Charles Wysocki Puzzles

Charles Wysocki Puzzles

All of Charles Wysocki's paintings are abstracts in the sense that none of them is a rendition of an actual place. Just as an author of fiction will take aspects of many people he knows and meld them into one realistic whole, so Wysocki utilizes pieces of many scenes and threads of many feelings, and weaves them into a symbolic and realistic whole. His paintings express feelings just as strongly as the imaginary scenes they depict-the quirky humor, the warmth, romance, sentimentality, the complex organization, the delight in pattern and, above all, the love he feels for America, appear again and again in his richly detailed, brilliant compositions that celebrate various aspects of American life from the early 1800s on through the 1920s and '30s. If the scenes never existed in actuality, one has the feeling they certainly should have. Moreover, they are so rich in inventive detail that one can come back to them again and again, each time delightedly discovering something new.

Wysocki's method of working is painstaking and methodical. When he gets a concept for a painting, he first draws the various elements on small pieces of tissue paper. There might be two or three or as many as dozens of such mini-pieces. These are moved around, or changed, or developed, or all three, until he is satisfied that he has a balanced composition. He might then do an overall drawing on tissue and then embark on color. If the color is not going properly, he will start all over again to redesign. Sometimes a painting will take weeks to develop. Sometimes all the many elements fit easily and everything seems to fall into place.

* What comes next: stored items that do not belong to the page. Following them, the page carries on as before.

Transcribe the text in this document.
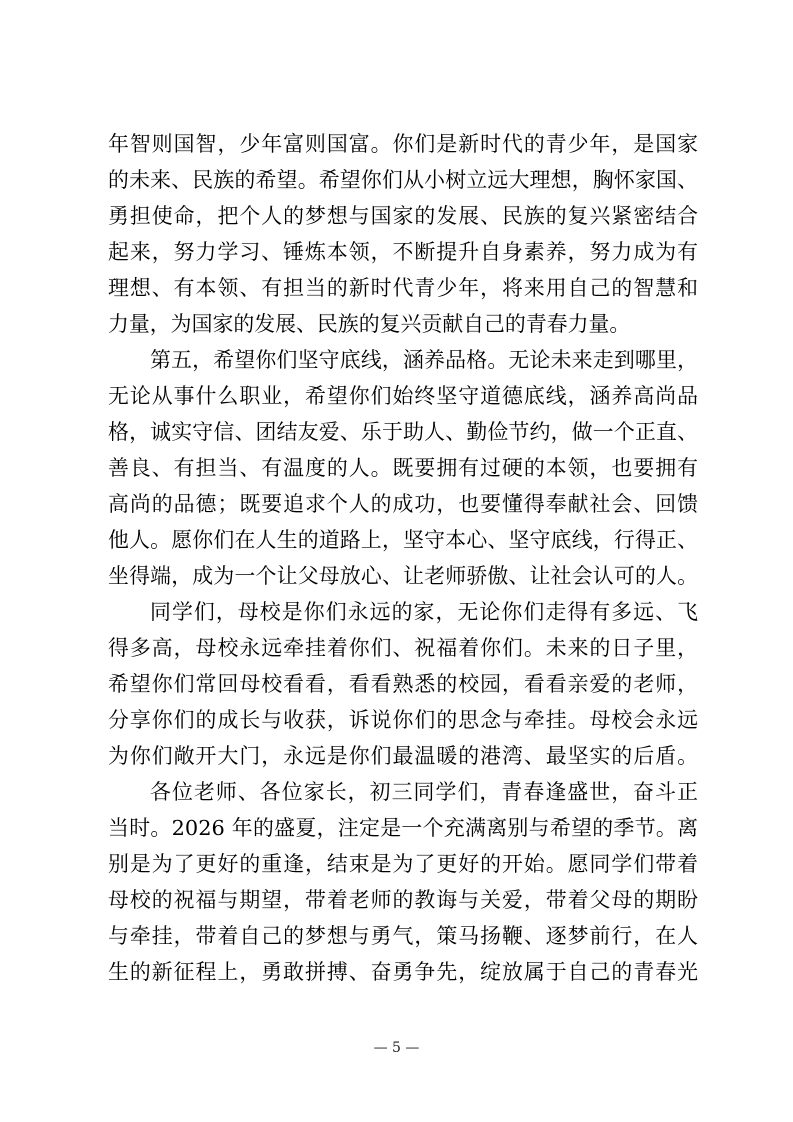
年智则国智，少年富则国富。你们是新时代的青少年，是国家
的未来、民族的希望。希望你们从小树立远大理想，胸怀家国、
勇担使命，把个人的梦想与国家的发展、民族的复兴紧密结合
起来，努力学习、锤炼本领，不断提升自身素养，努力成为有
理想、有本领、有担当的新时代青少年，将来用自己的智慧和
力量，为国家的发展、民族的复兴贡献自己的青春力量。
第五，希望你们坚守底线，涵养品格。无论未来走到哪里，
无论从事什么职业，希望你们始终坚守道德底线，涵养高尚品
格，诚实守信、团结友爱、乐于助人、勤俭节约，做一个正直、
善良、有担当、有温度的人。既要拥有过硬的本领，也要拥有
高尚的品德；既要追求个人的成功，也要懂得奉献社会、回馈
他人。愿你们在人生的道路上，坚守本心、坚守底线，行得正、
坐得端，成为一个让父母放心、让老师骄傲、让社会认可的人。
同学们，母校是你们永远的家，无论你们走得有多远、飞
得多高，母校永远牵挂着你们、祝福着你们。未来的日子里，
希望你们常回母校看看，看看熟悉的校园，看看亲爱的老师，
分享你们的成长与收获，诉说你们的思念与牵挂。母校会永远
为你们敞开大门，永远是你们最温暖的港湾、最坚实的后盾。
各位老师、各位家长，初三同学们，青春逢盛世，奋斗正
当时。2026 年的盛夏，注定是一个充满离别与希望的季节。离
别是为了更好的重逢，结束是为了更好的开始。愿同学们带着
母校的祝福与期望，带着老师的教诲与关爱，带着父母的期盼
与牵挂，带着自己的梦想与勇气，策马扬鞭、逐梦前行，在人
生的新征程上，勇敢拼搏、奋勇争先，绽放属于自己的青春光
— 5 —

Of his painting methods Wysocki says, 'I received most of my training as a 'painter' in my own studio under my own plodding direction. I took painting classes but the time spent in these classes was limited and just covered the basics. Time, and what seems like thousands of brush miles later, I still feel I have just scratched the surface. Another influence that has affected my personal style is my love for pattern. Fitting patterns together piques my interest."

This is abundantly clear from the home in which Chuck and Elizabeth live. The house is filled with Americana-dozens of beautiful antique bottles (Elizabeth's collection), jars, jugs, crocks, carvings of birds and other animals, textiles, lace, western bronzes, paintings, old-time artifacts, dried flowers, baskets-and unobtrusively comfortable chairs and sofas, tables and lamps in the right places. The walls are covered with original art by Wysocki and other artists, including portraits of Washington and other presidents, and - look closely! - exquisite needlepoint "paintings" done by Elizabeth. The magnificent quilt in the master bedroom is her work, too. The whole house is redolent of love and care and joy, with every nook and cranny arranged to caress the eye. To say nothing of the six cats who grace the house with their presence.